Thursday, March 11, 2010

After VP Biden Leaves, the Facts Remain the Same

Vice President Biden is in the Middle East to try and resuscitate a peace process that lacks partners in peace. The Palestinians continue to refuse to accept Israel's existence, and Hamas' backer Iran is still calling for Israel's annihilation.

Biden, and the rest of the diplomatic corps, refuses to recognize that until Israel has a determined partner in peace that is willing to recognize a two-state solution, Israel will continue doing as it has done - survive and thrive despite the ongoing existential threat on its borders and from those nations within missile range.

The Vice President also puts the onus on Israel to stop building more housing, despite the fact that housing (or settlements as the diplomats and media are fond of calling them) is, was, and never has been an impediment to peace.
Israel's announcement this week, during Biden's visit, of plans to build 1,600 settler homes in an area of the occupied West Bank it annexed to Jerusalem, cast a shadow over U.S. efforts to relaunch Middle East peacemaking.

"The most important thing is for these talks to go forward and go forward promptly and go forward in good faith," Biden said in a speech at Tel Aviv University. "We can't delay because when progress is postponed, extremists exploit our differences."

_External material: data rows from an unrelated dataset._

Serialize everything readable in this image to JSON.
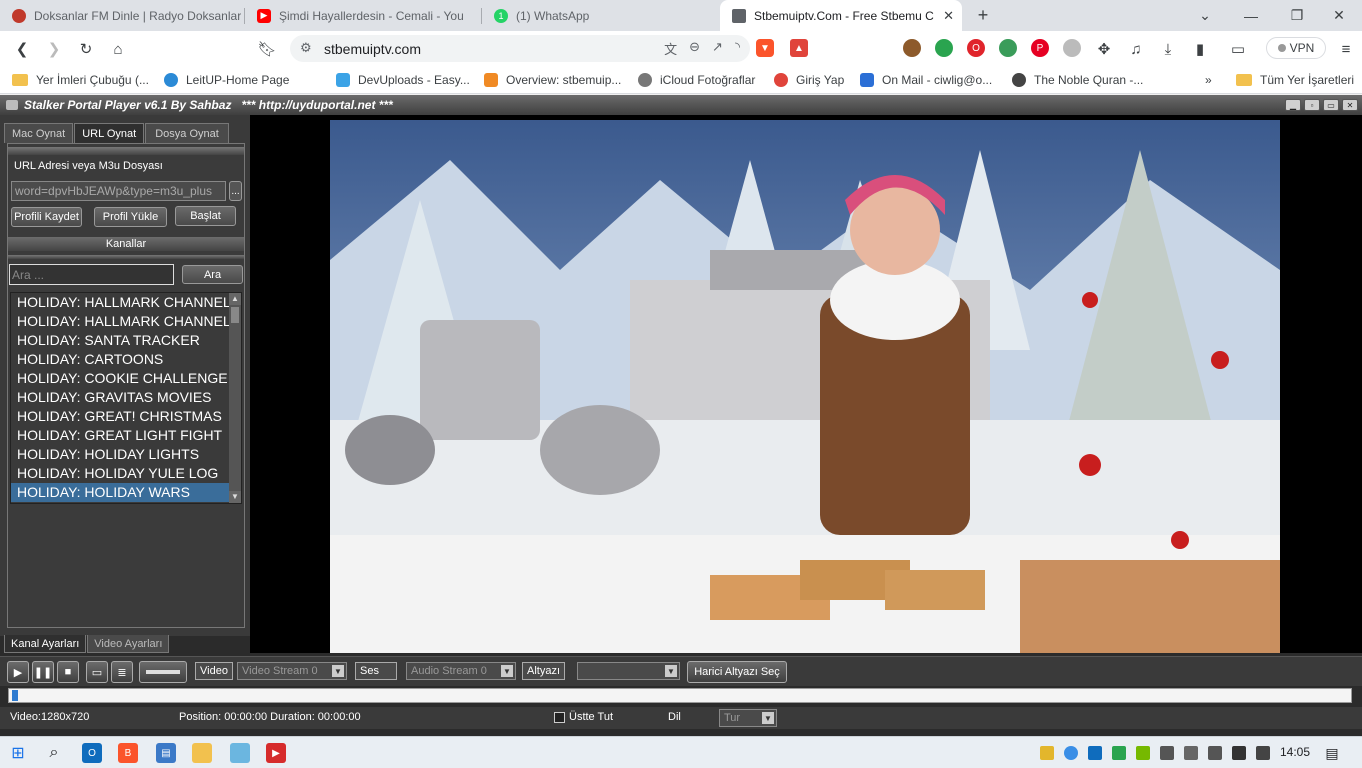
{
  "browser": {
    "tabs": [
      {
        "title": "Doksanlar FM Dinle | Radyo Doksanlar",
        "color": "#c0392b"
      },
      {
        "title": "Şimdi Hayallerdesin - Cemali - You",
        "color": "#ff0000"
      },
      {
        "title": "(1) WhatsApp",
        "color": "#25d366"
      },
      {
        "title": "Stbemuiptv.Com - Free Stbemu C",
        "color": "#5f6368"
      }
    ],
    "new_tab": "+",
    "url": "stbemuiptv.com",
    "vpn_label": "VPN",
    "bookmarks": [
      "Yer İmleri Çubuğu (...",
      "LeitUP-Home Page",
      "DevUploads - Easy...",
      "Overview: stbemuip...",
      "iCloud Fotoğraflar",
      "Giriş Yap",
      "On Mail - ciwlig@o...",
      "The Noble Quran -..."
    ],
    "bookmarks_more": "»",
    "all_bookmarks": "Tüm Yer İşaretleri"
  },
  "app": {
    "title": "Stalker Portal Player v6.1 By Sahbaz",
    "title_url": "*** http://uyduportal.net ***",
    "left_tabs": [
      "Mac Oynat",
      "URL Oynat",
      "Dosya Oynat"
    ],
    "url_label": "URL Adresi veya M3u Dosyası",
    "url_value": "word=dpvHbJEAWp&type=m3u_plus",
    "browse": "...",
    "buttons": {
      "save_profile": "Profili Kaydet",
      "load_profile": "Profil Yükle",
      "start": "Başlat"
    },
    "channels_header": "Kanallar",
    "search_placeholder": "Ara ...",
    "search_button": "Ara",
    "channels": [
      "HOLIDAY: HALLMARK CHANNEL",
      "HOLIDAY: HALLMARK CHANNEL (",
      "HOLIDAY: SANTA TRACKER",
      "HOLIDAY: CARTOONS",
      "HOLIDAY: COOKIE CHALLENGE",
      "HOLIDAY: GRAVITAS MOVIES",
      "HOLIDAY: GREAT! CHRISTMAS",
      "HOLIDAY: GREAT LIGHT FIGHT",
      "HOLIDAY: HOLIDAY LIGHTS",
      "HOLIDAY: HOLIDAY YULE LOG",
      "HOLIDAY: HOLIDAY WARS"
    ],
    "bottom_tabs": [
      "Kanal Ayarları",
      "Video Ayarları"
    ],
    "controls": {
      "video_label": "Video",
      "video_stream": "Video Stream 0",
      "audio_label": "Ses",
      "audio_stream": "Audio Stream 0",
      "subtitle_label": "Altyazı",
      "subtitle_value": "",
      "external_subtitle": "Harici Altyazı Seç"
    },
    "status": {
      "resolution": "Video:1280x720",
      "position": "Position: 00:00:00 Duration: 00:00:00",
      "stay_on_top": "Üstte Tut",
      "lang_label": "Dil",
      "lang_value": "Tur"
    }
  },
  "taskbar": {
    "time": "14:05"
  }
}
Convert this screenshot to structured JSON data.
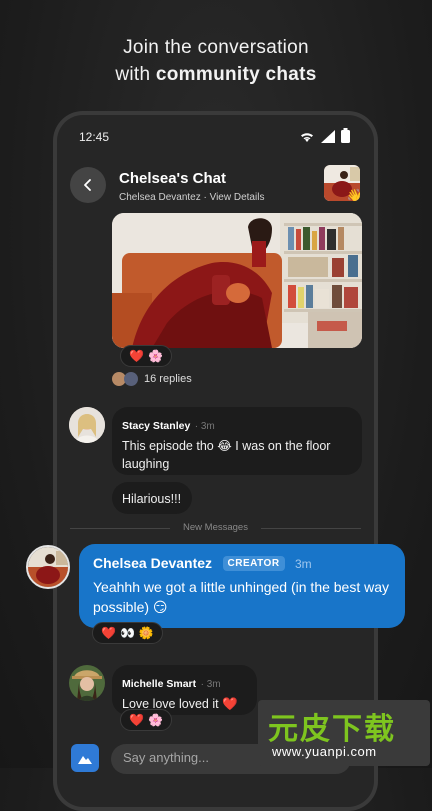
{
  "promo": {
    "line1": "Join the conversation",
    "line2_prefix": "with ",
    "line2_strong": "community chats"
  },
  "status_bar": {
    "time": "12:45"
  },
  "header": {
    "title": "Chelsea's Chat",
    "subtitle": "Chelsea Devantez · View Details"
  },
  "hero_post": {
    "reactions": [
      "❤️",
      "🌸"
    ],
    "replies_text": "16 replies"
  },
  "messages": [
    {
      "author": "Stacy Stanley",
      "time": "3m",
      "text": "This episode tho 😂 I was on the floor laughing"
    },
    {
      "text": "Hilarious!!!"
    }
  ],
  "divider_label": "New Messages",
  "creator_message": {
    "author": "Chelsea Devantez",
    "badge": "CREATOR",
    "time": "3m",
    "text": "Yeahhh we got a little unhinged (in the best way possible) 😏",
    "reactions": [
      "❤️",
      "👀",
      "🌼"
    ]
  },
  "message_3": {
    "author": "Michelle Smart",
    "time": "3m",
    "text": "Love love loved it ❤️",
    "reactions": [
      "❤️",
      "🌸"
    ]
  },
  "composer": {
    "placeholder": "Say anything..."
  },
  "watermark": {
    "title": "元皮下载",
    "url": "www.yuanpi.com"
  },
  "colors": {
    "creator_bubble": "#1875c9",
    "background": "#1c1c1c",
    "bubble": "#1c1c1c"
  }
}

The settlement announcement embarrassed Biden, who said it undermined peace efforts, and infuriated the West Bank-based Palestinian leadership, which had agreed to a U.S. proposal for indirect talks under pressure from Washington and Arab allies.

Palestinian President Mahmoud Abbas told Arab League Secretary General Amr Moussa on Wednesday he had decided not to enter the talks for now. The Arab League had endorsed a four-month framework for the U.S.-mediated negotiations.

In a telephone conversation with Biden before the Tel Aviv address, Abbas "reiterated to him that Israel must annul the settlement project in Jerusalem so that indirect talks will not be obstructed," Abbas aide Nabil Abu Rdainah told Reuters.

Palestinian officials had no immediate comment on Biden's speech.

In his address, Biden gave no sign Washington would press Israel to cancel the project as the Palestinians have demanded; and Israeli officials made clear it would not do so.

Instead, he termed "significant" assurances from Prime Minister Benjamin Netanyahu that building at the site, a religious settlement, would not start for years.

With no construction scheduled for now, Biden said, negotiators would have time to "resolve this and other outstanding issues." He stressed that indirect talks should lead to direct negotiations on key issues of Palestinian statehood.

Housing can be transferred, sold, or even demolished. If the land is to be transferred at some point down the road, a built infrastructure would give the Palestinians a leg up on building a viable economic situation. Israel has transferred or destroyed communities it has built in Sinai and Gaza in furtherance of peace deals. It is not the impediment to peace that the Palestinians or the diplomats make it out to be.

The problem is that the Palestinian leadership doesn't want peace and they don't want a viable state alongside Israel. They want Israel to cease to exist altogether and to take over what the Palestinians see as theirs - Israel.

Biden, in a speech in Tel Aviv, seems trying to paper over the mess he made of the Israeli housing issue and blaming Israel for delays and that such delays embolden the terrorists to act more, which is the reverse of the situation on the ground. Palestinians have delayed action repeatedly by refusing to engage in a peace process and making concessions and fulfilling obligations under Oslo for years at a time. The Palestinians see no reason to resume a peace process since the delay means that more pressure is brought to bear on Israel - not the Palestinians and further concessions by Israel only helps the Palestinians. It's a brutal cycle that does nothing to resolve the situation and leaves Israel in a more precarious position.

The real impediment to peace is the ongoing hostility by Palestinians to a 2-state solution and Israel's existence. Until the diplomats come to grips with that, they're just rearranging deck chairs.

Even now, the terrorists are firing rockets at Israel from Gaza. It's the first attack since February, and an al Qaeda affiliate claimed responsibility.

That's Israel's partner in peace? They'd much rather see Israel in pieces.